When the couple reached Paris Mrs. McLean was able to buy the wedding present which her father had told her to get. Pierre Cartier showed her the Star of the East, a fine 94.80-carat pear-shaped diamond, mounted on a chain below a hexagonal emerald of 34 carats and a pearl of 32 grains, which may have belonged to the Sultan Abd al-Hamid. "Ned," she said to her husband, "its got me. I'll never get away from the spell of this." Her husband - who was unimpressed by jewels - replied "A shock may break the spell. Suppose you ask the price of this magnificence." But Evalyn refused to listen to him and purchased the Star of the East for $120,000, in the process using up some of his wedding gift money. Mrs. McLean pointed out the diamond's merits as an investment and that she could tell her own father that it represented a double gift to cover both her wedding and Christmas presents.

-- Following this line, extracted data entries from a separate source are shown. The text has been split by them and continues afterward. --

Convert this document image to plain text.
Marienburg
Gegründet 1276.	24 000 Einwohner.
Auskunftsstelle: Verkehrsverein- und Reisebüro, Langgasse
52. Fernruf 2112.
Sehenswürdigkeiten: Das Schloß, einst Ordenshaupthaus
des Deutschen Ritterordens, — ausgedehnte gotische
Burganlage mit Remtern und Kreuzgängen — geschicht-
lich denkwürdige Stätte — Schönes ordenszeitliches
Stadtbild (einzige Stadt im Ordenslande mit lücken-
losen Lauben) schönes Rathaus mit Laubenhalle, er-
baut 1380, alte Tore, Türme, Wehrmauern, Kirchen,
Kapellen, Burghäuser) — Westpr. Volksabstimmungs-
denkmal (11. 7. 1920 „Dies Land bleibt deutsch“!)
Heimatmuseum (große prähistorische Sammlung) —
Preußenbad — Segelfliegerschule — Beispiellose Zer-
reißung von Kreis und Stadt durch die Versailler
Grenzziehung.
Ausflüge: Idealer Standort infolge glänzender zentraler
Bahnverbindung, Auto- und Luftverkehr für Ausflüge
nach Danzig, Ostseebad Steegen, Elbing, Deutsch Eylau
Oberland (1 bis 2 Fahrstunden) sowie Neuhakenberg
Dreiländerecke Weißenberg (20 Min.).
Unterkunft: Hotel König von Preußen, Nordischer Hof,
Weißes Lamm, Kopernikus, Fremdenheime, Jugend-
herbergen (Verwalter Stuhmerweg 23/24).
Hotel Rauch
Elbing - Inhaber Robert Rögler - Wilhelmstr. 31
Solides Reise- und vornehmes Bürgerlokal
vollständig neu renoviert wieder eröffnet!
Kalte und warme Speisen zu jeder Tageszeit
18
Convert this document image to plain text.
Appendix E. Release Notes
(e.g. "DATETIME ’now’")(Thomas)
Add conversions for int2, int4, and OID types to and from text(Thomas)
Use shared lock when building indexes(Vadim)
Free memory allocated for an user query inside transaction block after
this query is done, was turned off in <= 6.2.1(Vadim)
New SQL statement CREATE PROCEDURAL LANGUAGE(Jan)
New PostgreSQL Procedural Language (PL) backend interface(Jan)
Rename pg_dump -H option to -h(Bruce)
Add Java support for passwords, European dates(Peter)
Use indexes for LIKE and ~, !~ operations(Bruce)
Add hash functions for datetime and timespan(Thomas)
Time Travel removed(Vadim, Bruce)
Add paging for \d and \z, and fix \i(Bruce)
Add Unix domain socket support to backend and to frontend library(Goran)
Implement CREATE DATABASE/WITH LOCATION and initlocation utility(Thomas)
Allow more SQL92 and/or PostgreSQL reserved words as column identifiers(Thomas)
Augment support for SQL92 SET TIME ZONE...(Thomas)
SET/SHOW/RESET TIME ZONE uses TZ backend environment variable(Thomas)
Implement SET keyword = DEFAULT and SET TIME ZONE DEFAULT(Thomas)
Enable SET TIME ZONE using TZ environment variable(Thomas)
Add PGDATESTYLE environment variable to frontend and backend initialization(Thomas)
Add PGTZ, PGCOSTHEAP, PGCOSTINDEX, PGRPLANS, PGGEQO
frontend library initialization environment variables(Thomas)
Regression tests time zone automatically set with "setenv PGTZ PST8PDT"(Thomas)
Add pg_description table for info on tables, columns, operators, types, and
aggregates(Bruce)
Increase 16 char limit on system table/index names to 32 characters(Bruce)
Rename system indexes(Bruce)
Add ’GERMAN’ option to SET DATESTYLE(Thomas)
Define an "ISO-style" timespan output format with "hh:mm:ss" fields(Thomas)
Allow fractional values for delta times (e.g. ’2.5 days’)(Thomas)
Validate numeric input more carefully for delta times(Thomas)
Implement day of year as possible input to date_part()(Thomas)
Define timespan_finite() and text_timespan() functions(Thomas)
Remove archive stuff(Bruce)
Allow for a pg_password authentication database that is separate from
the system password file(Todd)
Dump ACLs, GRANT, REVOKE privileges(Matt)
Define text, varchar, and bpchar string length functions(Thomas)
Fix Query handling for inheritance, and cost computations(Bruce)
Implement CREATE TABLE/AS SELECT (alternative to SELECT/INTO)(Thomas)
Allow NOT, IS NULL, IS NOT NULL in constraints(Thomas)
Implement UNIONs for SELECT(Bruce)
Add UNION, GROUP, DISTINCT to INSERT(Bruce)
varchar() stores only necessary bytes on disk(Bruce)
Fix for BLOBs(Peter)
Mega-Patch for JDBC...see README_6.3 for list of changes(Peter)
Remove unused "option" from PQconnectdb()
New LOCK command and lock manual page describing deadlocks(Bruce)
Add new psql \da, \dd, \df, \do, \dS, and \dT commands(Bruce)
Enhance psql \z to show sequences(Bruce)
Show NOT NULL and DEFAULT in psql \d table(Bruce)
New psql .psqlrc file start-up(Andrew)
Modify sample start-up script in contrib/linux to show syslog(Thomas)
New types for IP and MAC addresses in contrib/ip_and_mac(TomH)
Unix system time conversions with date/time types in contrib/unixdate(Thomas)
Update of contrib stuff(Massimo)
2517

On her return home the following exchange between Thomas Walsh and his daughter Evalyn took place:
Thomas: "Did you buy a wedding present?"
Thomas: "Did you pay the duty?"
Evalyn: "No, I smuggled it."
Thomas: "You take the cake."
Later Thomas Walsh said: "Don't worry. I'll send my lawyer down tomorrow and let him declare the trinket. Hell, I'm glad to buy it for Evalyn. There won't be a bit of trouble. I'll send the word to the Customs that she is not all there."
The Star of the East remained in Evalyn Walsh McLean's ownership for 40 years or so. On one occasion she was photographed wearing the diamond as an aigrette with what appeared to be a feather from some exotic bird in a diamond bandeau. The Hope lay somewhat lower lower as a pendant to a pearl necklace. After her death, Harry Winston bought both diamonds and in 1951 he sold the Star of the East and a fancy colored oval cut diamond to King Farouk of Egypt. By the time of the King's overthrow in 1952, Mr. Winston had still not received payment for the two gems, but three years later an Egyptian government legal board entrusted with the disposal of the former royal assets, ruled in his favor. Nevertheless, several years of litigation were needed before he was able to reclaim the Star of the East from a safe-deposit box in Switzerland.
In 1969 Harry Winston sold the Star of the East, the new owner asking him to remount the gem as a pendant to a V-shaped diamond necklace to which two flawless matching pear shapes could be attahced. The Star of the East was displayed at the Metropolitan Museum of Art, New York, in 1978, at a reception marking the 50th anniversary of Harry Winston Inc. Six years later the diamond came back into the ownership of Harry Winston Inc. Its present whereabouts are unknown.
Sometime after the V-shaped necklace was assembled with a pair of matching pear-shaped diamonds, apparently a pair of matching pear-shaped emerald attachments were also made. They are each surrounded by white diamonds and are visible in the top photo.